Those are horrifying stats. 

They suggest that fully 28% of the companies surveyed are unlikely to be viable in 10 years. 

28%!

Reasons are various – culture is a critical component of effective change, for example, and yet many initiatives (not least M&As), fail at this very hurdle.

Another reason (one of many) is that change initiatives can simply run out of momentum and peter out through lack of energy and structure within the process, or an ineffective executive sponsor(s).

Creating a sense of urgency provides the change or transformation program with a focus on imparting energy, enthusiasm, and timescale into the program from the outset.

And be under no illusion.  Change is coming at us rapidly.

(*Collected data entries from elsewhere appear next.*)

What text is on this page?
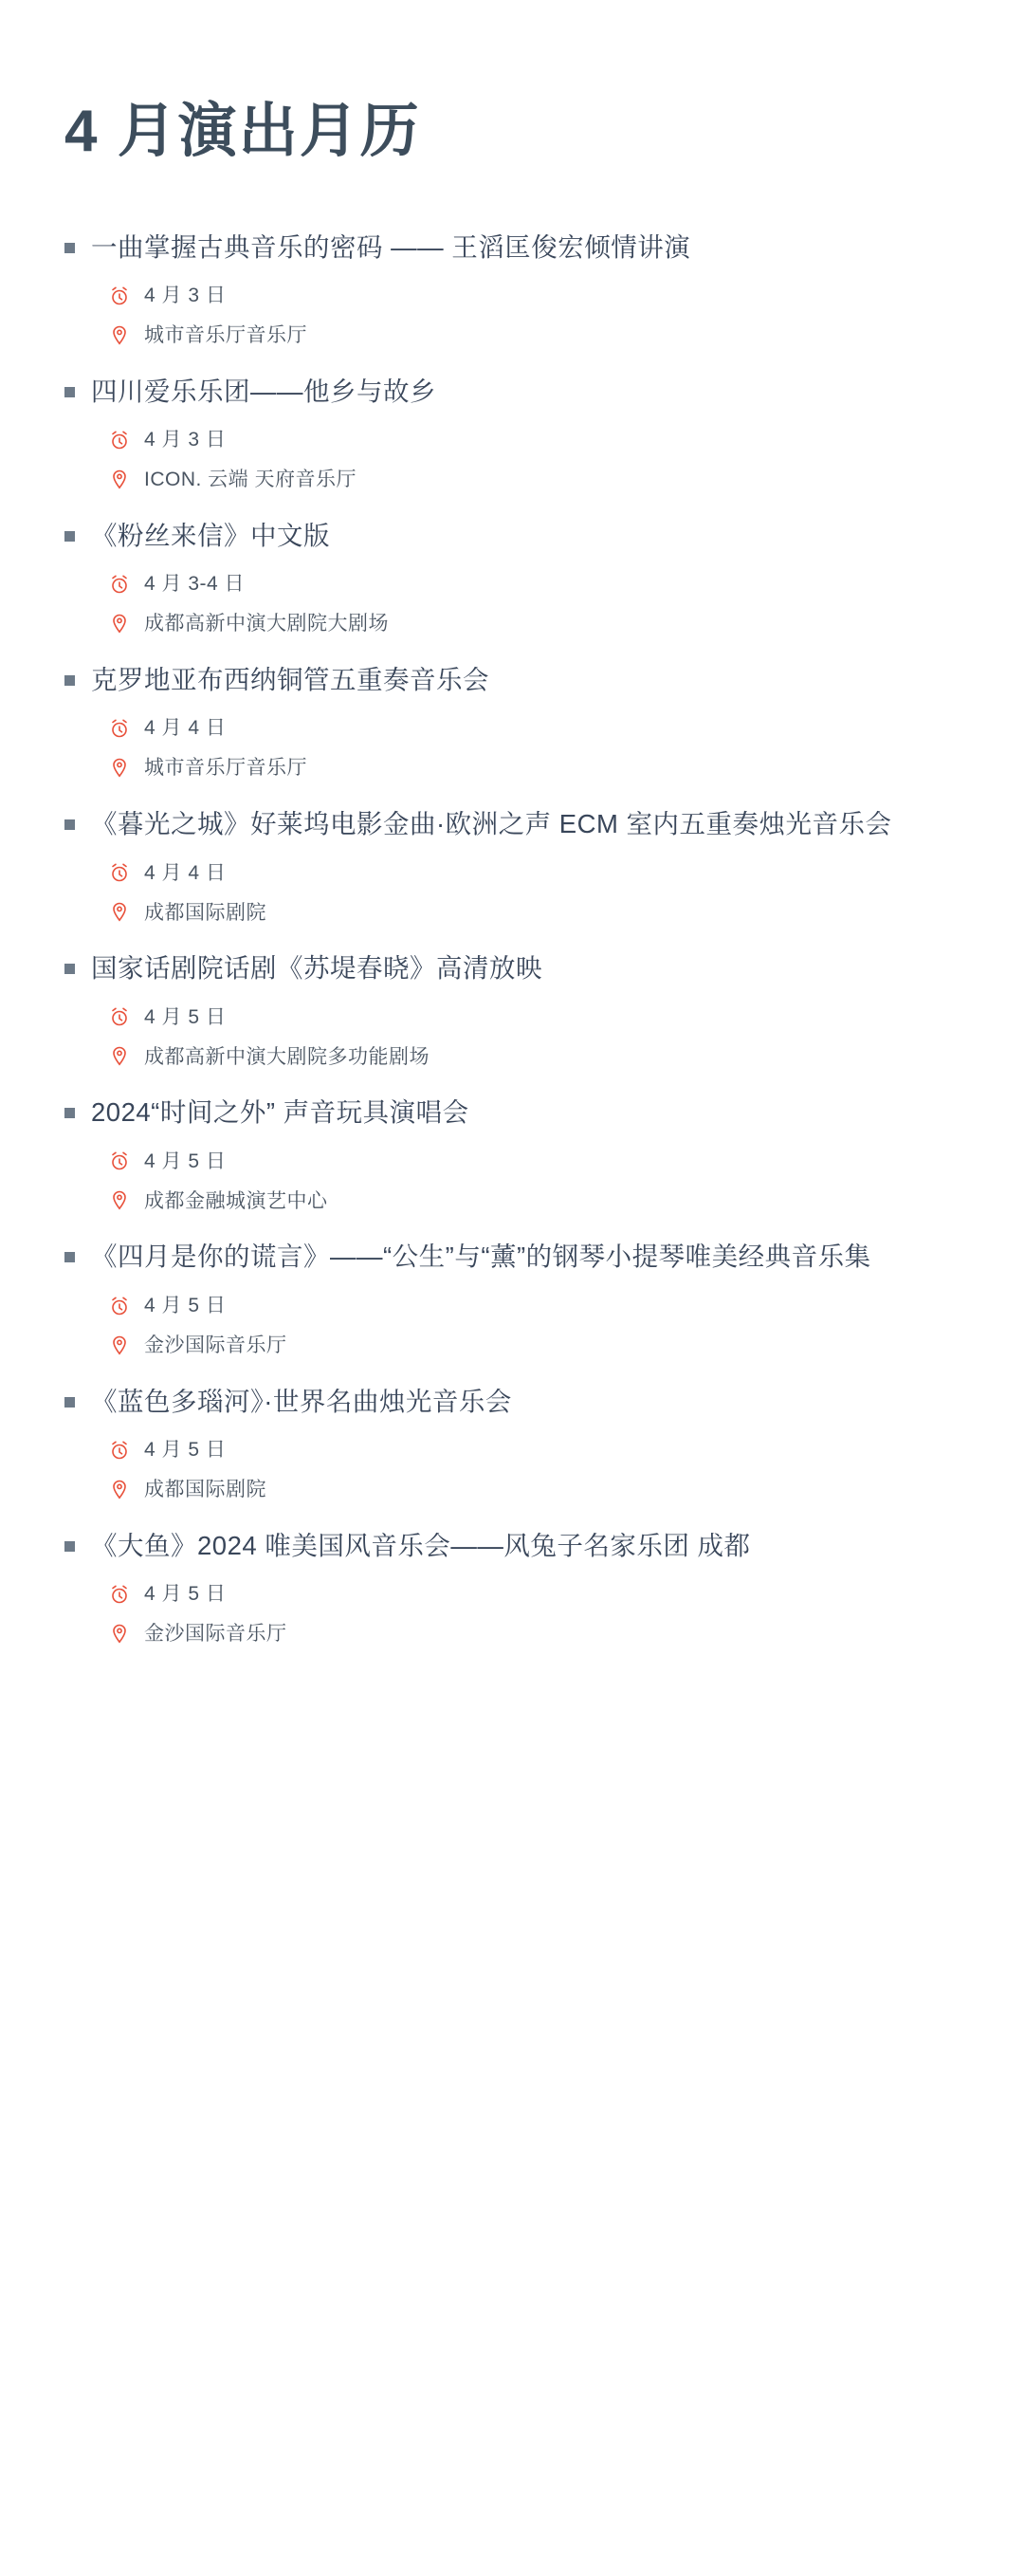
4 月演出月历
一曲掌握古典音乐的密码 —— 王滔匡俊宏倾情讲演
4 月 3 日
城市音乐厅音乐厅
四川爱乐乐团——他乡与故乡
4 月 3 日
ICON. 云端 天府音乐厅
《粉丝来信》中文版
4 月 3-4 日
成都高新中演大剧院大剧场
克罗地亚布西纳铜管五重奏音乐会
4 月 4 日
城市音乐厅音乐厅
《暮光之城》好莱坞电影金曲·欧洲之声 ECM 室内五重奏烛光音乐会
4 月 4 日
成都国际剧院
国家话剧院话剧《苏堤春晓》高清放映
4 月 5 日
成都高新中演大剧院多功能剧场
2024“时间之外” 声音玩具演唱会
4 月 5 日
成都金融城演艺中心
《四月是你的谎言》——“公生”与“薰”的钢琴小提琴唯美经典音乐集
4 月 5 日
金沙国际音乐厅
《蓝色多瑙河》·世界名曲烛光音乐会
4 月 5 日
成都国际剧院
《大鱼》2024 唯美国风音乐会——风兔子名家乐团 成都
4 月 5 日
金沙国际音乐厅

…but are you suggesting that we proceed with undue haste…..?” 

No, absolutely not.

Research has shown that many transformation initiatives that lack a sense of urgency, indicative of the mindset of those responsible for them, tend to fail. 

“Urgency”, rather than being about “haste”, is that of an organisation and a team seizing the moment, embracing the positive opportunities and value that change can bring to their enterprise.

It’s about the realisation that there are real positives that surround the ever-increasing rate of change that can be of significant value to stakeholders.

The UN cited an increase in the value of disruptive technologies rising from £350Bn to over $3.2Trn between 2018 and 2025 – a 9-fold increase in just eight years.

Why wouldn’t an organisation, seeking to thrive in this environment, not have “a sense of urgency” (and maintain that) if it is serious about deriving the positives of transformation?

So, visualise what change can bring to you and your organisation. 

Think about the consequences of not rising to the challenge that continuous an accelerating change presents to you. 

Consider the opportunities that change, and transformation can bring to your stakeholders and the sense of excitement that can and should result.

And remember, one of the key elements (and by no means the only one) that you need to do is to create is a sense of urgency.